|Source: The Young Turks-|
What the State of New Jersey is looking at is a different approach to fighting the War on Drugs. By decriminalizing small amounts of marijuana that people may possess. In other words, they are caught in possession of fifteen grams or less of marijuana, they would pay a fine for possessing that amount of marijuana. It's a step in the right direction but only a step because it means that people in New Jersey could still be arrested for using or selling marijuana. A narcotic that has similar affects as alcohol, perhaps with less consequences though.
What needs to be done in the War on Drugs, is we stop fighting it. Get the criminals out of the picture in narcotics industry. Whether it's legal or not, it's still an industry. And then pursue the criminals in the narcotics industry, people who prey on drug addicts, to get every dime they can out of them. Treat drug Addicts like the patients that they are and get them in drug rehab at their expense. Because this is their problem. And it's not other people's problems, until they hurt people with it. And not just decriminalize marijuana but Legalize it, with regulation and taxation like alcohol.
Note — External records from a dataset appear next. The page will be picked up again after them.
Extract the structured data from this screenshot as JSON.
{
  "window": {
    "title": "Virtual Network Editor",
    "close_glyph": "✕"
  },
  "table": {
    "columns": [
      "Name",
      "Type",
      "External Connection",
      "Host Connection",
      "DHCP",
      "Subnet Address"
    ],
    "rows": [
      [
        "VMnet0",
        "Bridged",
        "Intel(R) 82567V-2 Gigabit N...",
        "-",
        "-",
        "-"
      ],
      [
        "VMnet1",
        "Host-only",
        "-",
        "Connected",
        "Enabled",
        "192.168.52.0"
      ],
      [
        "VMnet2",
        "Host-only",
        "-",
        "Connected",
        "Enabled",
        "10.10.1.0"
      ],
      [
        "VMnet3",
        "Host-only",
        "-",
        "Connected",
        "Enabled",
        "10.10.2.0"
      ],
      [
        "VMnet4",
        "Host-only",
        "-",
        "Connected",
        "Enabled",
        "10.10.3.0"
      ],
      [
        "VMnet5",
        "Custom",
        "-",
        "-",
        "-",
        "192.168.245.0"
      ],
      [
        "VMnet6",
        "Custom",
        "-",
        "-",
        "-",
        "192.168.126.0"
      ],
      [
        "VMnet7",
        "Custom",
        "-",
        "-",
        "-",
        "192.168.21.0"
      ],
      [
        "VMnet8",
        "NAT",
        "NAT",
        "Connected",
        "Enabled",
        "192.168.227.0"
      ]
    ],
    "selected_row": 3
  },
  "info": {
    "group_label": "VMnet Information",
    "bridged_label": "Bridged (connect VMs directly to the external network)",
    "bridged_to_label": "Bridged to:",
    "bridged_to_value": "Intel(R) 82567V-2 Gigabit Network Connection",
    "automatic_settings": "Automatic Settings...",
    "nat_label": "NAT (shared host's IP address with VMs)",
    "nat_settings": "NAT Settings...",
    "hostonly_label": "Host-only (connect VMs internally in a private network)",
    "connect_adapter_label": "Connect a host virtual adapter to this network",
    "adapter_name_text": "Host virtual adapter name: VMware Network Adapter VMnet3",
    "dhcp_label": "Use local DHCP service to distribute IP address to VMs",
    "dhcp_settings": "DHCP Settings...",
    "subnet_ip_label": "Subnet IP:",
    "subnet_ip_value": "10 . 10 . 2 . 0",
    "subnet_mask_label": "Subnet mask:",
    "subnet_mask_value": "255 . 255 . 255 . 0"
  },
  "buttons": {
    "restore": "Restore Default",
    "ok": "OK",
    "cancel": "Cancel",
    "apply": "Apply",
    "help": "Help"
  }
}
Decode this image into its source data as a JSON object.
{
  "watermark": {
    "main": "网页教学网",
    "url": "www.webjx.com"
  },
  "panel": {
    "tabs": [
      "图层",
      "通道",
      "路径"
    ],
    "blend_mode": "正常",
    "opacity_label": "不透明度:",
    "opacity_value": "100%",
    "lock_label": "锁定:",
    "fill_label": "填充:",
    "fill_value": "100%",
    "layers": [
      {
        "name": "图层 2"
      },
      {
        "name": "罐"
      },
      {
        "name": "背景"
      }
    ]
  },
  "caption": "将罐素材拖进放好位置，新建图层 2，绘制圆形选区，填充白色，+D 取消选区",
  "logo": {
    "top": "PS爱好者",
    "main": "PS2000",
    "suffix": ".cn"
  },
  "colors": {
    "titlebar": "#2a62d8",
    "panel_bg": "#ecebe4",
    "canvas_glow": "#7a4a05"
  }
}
We now have two-million people in prison in America, a country thats supposed to be a liberal democracy. And I'm all for locking up criminals people who represent a threat to society. Drug addicts aren't criminals in the sense that they routinely hurt innocent people. If thats the only felony or felonies they've ever committed. They are patients with essentially a mental condition, who can't control and satisfy their urges for narcotics. And roughly 30% of all American inmates are in prison for a drug related offense and a lot of times, that has to do with possession or usage.
So what we need to do with this war, which is probably the 2nd dumbest war we've ever fought as a country, behind the 2nd Iraq War, is stop fighting it. Treat drug criminals like criminals, people who prey on drug addicts to get every dime out of them they can. Treat drug addicts like mental patients and get them the help they ned, so they can move on and live productive lives.
What we also should be doing besides legalizing with regulation and taxation of marijuana, treat it like alcohol and I've been reluctant to take this position before, is to decriminalize other narcotics. Except for marijuana which would be legalized.
Which is to say instead of arresting people for simple possession of lets say heroin to use as an example instead have them pay a fine, based on the amount of heroin they possess and of course take away their heroin. If they are caught using lets say heroin, cocaine to use as examples, get them in drug rehab at their expense, instead of jail or prison. Until they are ready to return to society. And perhaps in a halfway house as well, again at their expense.
We've spent over a trillion dollars again fighting a war we've never should've started in the first place. And have a paid a heavy price for it, with all the drug addicts we now have locked up. As well as the drug addicts we now have on the street, because they've never gotten the help they should've in the first place.
And we've paid a heavy price for this so-called bogus (to be kind) War on Drugs, because it really isn't a war. You can't go to war with an idea or product. Only with people and groups of people. But enough with the bad English in describing narcotics policy in America and other countries. And the only people who have benefited from it, are the drug dealers themselves.
So we need a new approach in how we deal with narcotics. Take a realistic approach that is around personal freedom short of hurting innocent people and personal responsibility. Not there on heroin and other stronger narcotics, but locking people up for simply possessing those drugs and being addicted to them, hasn't worked. Of course go after the producers of heroin and cocaine, but their victims should be treated as such. Get them the help that they need and hold then responsible for the costs of getting over their addiction. With a safety net for people who simply can't afford their rehab.